Nina hatte ihm vorwurfsvoll erklärt, dass Freddie sich die Windpocken geholt habe, weil sie auf eine öffentliche Schule ging. Das war natürlich Unsinn. Dennoch fühlte er sich irgendwie schuldig, als er das vom Fieber gerötete Gesicht Freddies sah und ihr leises Stöhnen hörte.
Er hatte Nina gerade noch davon abhalten können, mit der nächsten Maschine zu ihnen zu kommen. Jetzt bereute er es schon fast. Er wünschte sich, jemanden zu haben, der ihm in dieser Situation beistand.
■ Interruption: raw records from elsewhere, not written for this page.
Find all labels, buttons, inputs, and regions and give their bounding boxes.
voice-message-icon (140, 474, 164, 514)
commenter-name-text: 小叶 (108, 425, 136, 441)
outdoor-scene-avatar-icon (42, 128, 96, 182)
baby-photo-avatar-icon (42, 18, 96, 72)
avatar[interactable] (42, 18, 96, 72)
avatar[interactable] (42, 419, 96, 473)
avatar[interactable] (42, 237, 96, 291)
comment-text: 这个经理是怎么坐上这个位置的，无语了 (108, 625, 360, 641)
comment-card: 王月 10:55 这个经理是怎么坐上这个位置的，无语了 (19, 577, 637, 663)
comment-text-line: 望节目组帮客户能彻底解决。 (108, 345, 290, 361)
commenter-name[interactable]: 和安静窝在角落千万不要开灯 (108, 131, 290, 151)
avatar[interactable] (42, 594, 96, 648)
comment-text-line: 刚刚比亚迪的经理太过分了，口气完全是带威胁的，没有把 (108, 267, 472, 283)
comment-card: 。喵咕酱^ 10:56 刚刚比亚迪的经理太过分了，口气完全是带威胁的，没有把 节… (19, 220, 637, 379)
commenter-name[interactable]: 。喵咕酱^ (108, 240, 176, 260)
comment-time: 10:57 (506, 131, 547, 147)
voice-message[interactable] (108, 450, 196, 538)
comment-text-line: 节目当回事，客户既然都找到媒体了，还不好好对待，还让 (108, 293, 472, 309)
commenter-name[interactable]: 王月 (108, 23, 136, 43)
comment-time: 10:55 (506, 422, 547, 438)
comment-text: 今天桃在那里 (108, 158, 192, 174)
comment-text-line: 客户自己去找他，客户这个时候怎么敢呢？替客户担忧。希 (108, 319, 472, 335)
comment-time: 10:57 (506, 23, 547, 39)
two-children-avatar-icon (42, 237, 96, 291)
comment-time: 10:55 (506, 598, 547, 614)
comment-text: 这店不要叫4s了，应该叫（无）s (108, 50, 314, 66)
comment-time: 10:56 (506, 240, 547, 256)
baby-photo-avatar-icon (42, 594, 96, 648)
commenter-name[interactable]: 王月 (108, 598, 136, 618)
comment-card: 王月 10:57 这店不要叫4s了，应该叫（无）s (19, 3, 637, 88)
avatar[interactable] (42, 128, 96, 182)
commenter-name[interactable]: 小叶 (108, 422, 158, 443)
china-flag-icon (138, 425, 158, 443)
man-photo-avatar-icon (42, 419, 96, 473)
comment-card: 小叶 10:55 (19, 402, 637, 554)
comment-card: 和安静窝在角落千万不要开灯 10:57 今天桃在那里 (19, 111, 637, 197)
Der nicht das Kommando übernahm oder ihm das Gefühl gab, ein Rabenvater zu sein.
Der einfach nur da war. Der verstand, was im Vater eines kranken oder traurigen Kindes vorging. Jemand, mit dem er mitten in der Nacht reden konnte, wenn die Sorgen ihn nicht schlafen ließen.
Als er sich diese Person ausmalte, dachte er an keine andere als Natasha.
Er kühlte Freddie die Stirn mit dem feuchten Tuch, das Vera ihm gebracht hatte. Sie schlug die Augen auf.
„Daddy?“
„Ja, Funny Face. Ich bin bei dir.“
Ihre Unterlippe zitterte. „Ich habe Durst.“
„Ich hole dir etwas Kaltes.“
Krank oder nicht, Freddie war raffiniert. „Kann ich Kool-Aid haben?“
Er drückte ihr einen Kuss auf die Wange. „Sicher. Welche Sorte?“
„Die blaue Sorte.“
„Die blaue Sorte.“ Er gab ihr noch einen Kuss. „Ich bin gleich wieder zurück.“ Er war halb die Treppe hinunter, als gleichzeitig das Telefon läutete und jemand an die Haustür klopfte. „Vera, gehen Sie an den Apparat, ja?“ rief er und riss ungeduldig die Tür auf.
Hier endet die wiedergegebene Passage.